In Section 1.3 of the book "Martingale Limit Theory and Its Applications" by P. Hall and C. C. Heyde, the authors give a martingale proof for the following result: If $S_n = \sum_{i=1}^n X_i$ is a sum of independent random variables with $S_n$ converging in distribution as $n\rightarrow \infty$, then $S_n$ converges almost surely. See here for an alternative proof.
In the above book, the authors argue that since $Z_n = \dfrac{e^{i t S_n}}{ E[e^{i t S_n}]}$ is a martingale, the martingale convergence theorem quickly yields the asserted result. Here the filtration is defined by $\mathcal{F}_n = \sigma\left(X_1, \ldots, X_n\right)$, and this martingale property of $Z_n$ is a consequence of the independence among $(X_n)_{n \geq 1}$. I initially thought this is a very nice proof, but I was not able to complete the details. So I would like to know how to rigorously prove the claim using the martingale $Z_n$. Thanks!

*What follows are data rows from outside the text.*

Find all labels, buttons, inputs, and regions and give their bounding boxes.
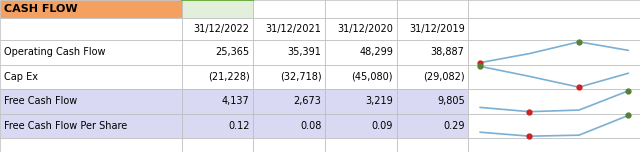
Text: (21,228): (21,228) <box>208 72 250 82</box>
Text: 35,391: 35,391 <box>287 47 321 57</box>
Text: 3,219: 3,219 <box>365 96 393 106</box>
Bar <box>0 18 182 40</box>
Text: 4,137: 4,137 <box>222 96 250 106</box>
Bar <box>253 89 325 114</box>
Bar <box>182 114 253 138</box>
Bar <box>397 89 468 114</box>
Bar <box>253 138 325 152</box>
Text: 9,805: 9,805 <box>437 96 465 106</box>
Text: 31/12/2022: 31/12/2022 <box>193 24 250 34</box>
Text: 38,887: 38,887 <box>431 47 465 57</box>
Bar <box>182 18 253 40</box>
Bar <box>182 89 253 114</box>
Bar <box>253 40 325 64</box>
Text: (32,718): (32,718) <box>280 72 321 82</box>
Bar <box>397 18 468 40</box>
Text: (45,080): (45,080) <box>351 72 393 82</box>
Bar <box>397 138 468 152</box>
Text: Cap Ex: Cap Ex <box>4 72 38 82</box>
Bar <box>468 114 640 138</box>
Bar <box>325 18 397 40</box>
Bar <box>397 0 468 18</box>
Bar <box>0 64 182 89</box>
Text: 31/12/2019: 31/12/2019 <box>409 24 465 34</box>
Bar <box>468 0 640 18</box>
Text: (29,082): (29,082) <box>423 72 465 82</box>
Text: 31/12/2020: 31/12/2020 <box>337 24 393 34</box>
Bar <box>397 114 468 138</box>
Bar <box>253 114 325 138</box>
Bar <box>253 18 325 40</box>
Text: CASH FLOW: CASH FLOW <box>4 4 77 14</box>
Text: 25,365: 25,365 <box>216 47 250 57</box>
Bar <box>182 40 253 64</box>
Text: 2,673: 2,673 <box>293 96 321 106</box>
Bar <box>325 114 397 138</box>
Text: 48,299: 48,299 <box>359 47 393 57</box>
Text: 0.09: 0.09 <box>372 121 393 131</box>
Bar <box>397 40 468 64</box>
Bar <box>253 64 325 89</box>
Bar <box>182 138 253 152</box>
Bar <box>0 114 182 138</box>
Bar <box>468 40 640 64</box>
Bar <box>468 89 640 114</box>
Bar <box>325 40 397 64</box>
Bar <box>325 0 397 18</box>
Bar <box>468 138 640 152</box>
Text: 0.08: 0.08 <box>300 121 321 131</box>
Bar <box>182 0 253 18</box>
Text: 0.12: 0.12 <box>228 121 250 131</box>
Bar <box>325 89 397 114</box>
Bar <box>0 0 182 18</box>
Bar <box>182 64 253 89</box>
Bar <box>325 138 397 152</box>
Text: Operating Cash Flow: Operating Cash Flow <box>4 47 106 57</box>
Text: 31/12/2021: 31/12/2021 <box>266 24 321 34</box>
Bar <box>0 40 182 64</box>
Text: Free Cash Flow Per Share: Free Cash Flow Per Share <box>4 121 127 131</box>
Bar <box>0 89 182 114</box>
Bar <box>325 64 397 89</box>
Bar <box>253 0 325 18</box>
Bar <box>0 138 182 152</box>
Text: 0.29: 0.29 <box>443 121 465 131</box>
Bar <box>468 64 640 89</box>
Bar <box>397 64 468 89</box>
Text: Free Cash Flow: Free Cash Flow <box>4 96 77 106</box>
Bar <box>468 18 640 40</box>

Below is how I continued with this martingale approach and why I got stuck
I will denote $Z_n$ by $Z_n(t)$ to emphasize its dependence on $t$. Convergence in distr. implies the convergence of characteristic functions. And the continuity of characteristic function at $t = 0$ allows us to prove that, for any sufficiently small $t$, $Z_n(t)$ converges a.s. and thus $e^{i t S_n}$ converges a.s. However, $e^{i t S_n}$ is a periodic function, and, apparently, we can only conclude that almost surely, $e^{i t S_n}$ converges for countably many $t$. I don't know how to conclude that $S_n$ converges a.s.